Auf den Spuren der Phönizier heißt nur eine der Mittelmeerkreuzfahrten dieses Jahres, aber genau genommen folgen alle Schiffsrouten den phönizischen Handelswegen. Denn dieses erste Seefahrervolk der Welt lenkte seine Schiffe überall hin, von der heimatlichen Orientküste bis nach Marseille, Venedig und Bengasi. Dieses kleine Meer zwischen drei Kontinenten ist indessen auch der Lebensborn aller nachfolgenden Kulturen, die allerorten noch heute gegeneinander, neben- und gar übereinander steingeworden Zeugnis von sich ablegen. Wenn man deshalb ins „mare mediterranae“ fährt, wird man – mit leicht ironischem Beiklang – „bildungshungrig“ genannt. Fährt man wegen der Wärme, wird man als „sonnenhungrig“ apostrophiert, ohne Beiklang.

Die Wärme, die glühende Hitze des südlichen Hochsommers vermag nicht jeder zu ertragen; da sind dem heißen Sand in windstillen Buchten heiße Planken vorzuziehen, über die eine erfrischende Brise des offenen Meeres fächelt. Freilich muß man schon vor der Reise auf Art und Ausstattung des Schiffes achten – oder etliches mehr als den Mindestpreis ausgeben, denn auch schneeweiß blitzende Schiffe können sehr alt sein und nicht klimatisiert. Wer die billigste Vier-Bett-Innenkabine nimmt, einen winzigen Raum ohne Bullauge, der wird seine Wahl schnell bereuen, wenn die Temperatur in dem Gelaß unter der Glut der Sonne auf 40 Grad steigt und sich für die Nacht wie im Backofen speichert.

Die Fahrten für Bildungshungrige zu den Stätten des Altertums indessen enttäuschen den, der das Erlebnis der richtigen Hochseeschiffahrt damit verbinden will. Denn meistens wird nachts gefahren, wenn man schläft, und tagsüber wird Land angelaufen, um Besichtigungen zu machen.
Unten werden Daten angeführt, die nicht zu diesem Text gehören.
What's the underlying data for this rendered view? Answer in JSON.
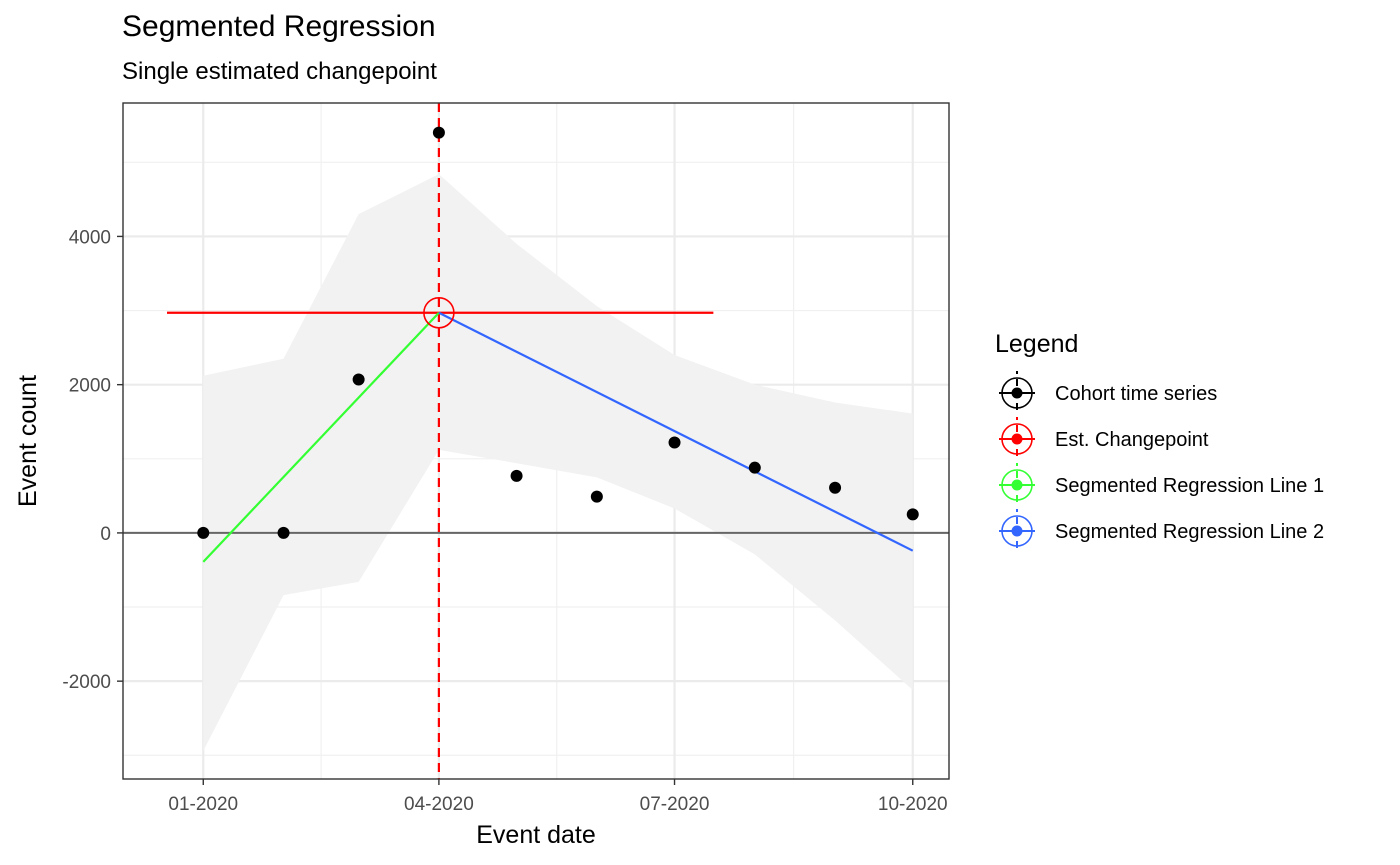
{
  "chart_data": {
    "type": "line",
    "title": "Segmented Regression",
    "subtitle": "Single estimated changepoint",
    "xlabel": "Event date",
    "ylabel": "Event count",
    "x_ticks": [
      "01-2020",
      "04-2020",
      "07-2020",
      "10-2020"
    ],
    "y_ticks": [
      -2000,
      0,
      2000,
      4000
    ],
    "xlim": [
      "2019-12-01",
      "2020-10-15"
    ],
    "ylim": [
      -3320,
      5800
    ],
    "grid": true,
    "legend_position": "right",
    "legend_title": "Legend",
    "legend": [
      {
        "label": "Cohort time series",
        "color": "#000000"
      },
      {
        "label": "Est. Changepoint",
        "color": "#ff0000"
      },
      {
        "label": "Segmented Regression Line 1",
        "color": "#33ff33"
      },
      {
        "label": "Segmented Regression Line 2",
        "color": "#3366ff"
      }
    ],
    "series": [
      {
        "name": "Cohort time series",
        "type": "scatter",
        "color": "#000000",
        "x": [
          "2020-01-01",
          "2020-02-01",
          "2020-03-01",
          "2020-04-01",
          "2020-05-01",
          "2020-06-01",
          "2020-07-01",
          "2020-08-01",
          "2020-09-01",
          "2020-10-01"
        ],
        "y": [
          0,
          0,
          2070,
          5400,
          770,
          490,
          1220,
          880,
          610,
          250
        ]
      },
      {
        "name": "Segmented Regression Line 1",
        "type": "line",
        "color": "#33ff33",
        "x": [
          "2020-01-01",
          "2020-04-01"
        ],
        "y": [
          -390,
          2970
        ]
      },
      {
        "name": "Segmented Regression Line 2",
        "type": "line",
        "color": "#3366ff",
        "x": [
          "2020-04-01",
          "2020-10-01"
        ],
        "y": [
          2970,
          -240
        ]
      }
    ],
    "confidence_band": {
      "color": "#f2f2f2",
      "x": [
        "2020-01-01",
        "2020-02-01",
        "2020-03-01",
        "2020-04-01",
        "2020-05-01",
        "2020-06-01",
        "2020-07-01",
        "2020-08-01",
        "2020-09-01",
        "2020-10-01"
      ],
      "upper": [
        2120,
        2350,
        4300,
        4840,
        3900,
        3060,
        2400,
        2000,
        1760,
        1610
      ],
      "lower": [
        -2940,
        -840,
        -660,
        1120,
        940,
        750,
        330,
        -290,
        -1180,
        -2120
      ]
    },
    "changepoint": {
      "x": "2020-04-01",
      "y": 2970,
      "ci": [
        "2019-12-18",
        "2020-07-16"
      ],
      "color": "#ff0000"
    }
  }
}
Es sind dann schnelle, programmgefüllte Landausflüge, für den wirklich Wißbegierigen stets zu kurz, weil die Schiffsleitung nach dem alten Grundsatz drängt: Ein Schiff, das im Hafen liegt, kostet viel – ein Schiff, das fährt, bringt viel ein. Abfahren um anzukommen, ankommen um abzufahren: Das ist die Seefahrt im Mittelmeer.

TS „Agamemnon“, Schiff der Könige mit dem Flair einer Privatjacht, eingerichtet für 400 Passagiere, nimmt auf seinen Kreuzfahrten nur 250 Gäste auf, um ein „intimes Milieu“ des Bordlebens zu geben. Die 18tägige Osterkreuzfahrt trägt diese erlesene Schar am 31. März ais dem Hafen von Genua in Richtung Syrakus auf Sizilien, Alexandria und Port Said in Ägypten, Beirut im Libanon, Haifa in Israel, Izmir in der Türkei, Delos und Mykonos im Ägäischei Meer, Piräus (Athen), Neapel, Korsika und zurück nach Genua. Die vielfältigen Tagesausflüge kosten natürlich stets extra und mitunter recht viel; die reine Schiffsreise erfordert mindestens 1288 (und bis zu 3480) Mark.

Ziemlich der gleichen Strecke gilt die 16tägige Frühjahrsfahrt, die am 17. April beginnt (1144 bis 3092 Mark); darüber hinaus führen die beiden Reisen mit Abfahrt am 2. und 17. Mai: an Korfu und den Ionischen Inseln vorbei nach Istanbul und dann durch die Dardanellen ins Schwarze Meer zu den sowjetischen Häfen Batum, Sotchi und Jalta. Die Reise führt durch die Ägäischen Inseln zurück. Sie endet am fünfzehnten Tag

MT „Akropolis“ unternimmt bis zum Juni mehrere zwölftägige Kreuzfahrten in entgegengesetzter Richtung: Genua, Cannes, Neapel, Palermo, Malta; ins afrikanische Tripolis und Tunis; Palma de Mallorca, Marseille, Genua (von 664 Mark an).

Ebenso lange dauern die Reisen, die D. „Cesaree“ von 800 Mark an und bis in den Juni hinein nach Haifa (Israel) unternimmt, mit Start in Genua und Zwischenlandungen in Neapel, Limassol auf Zypern und Piräus.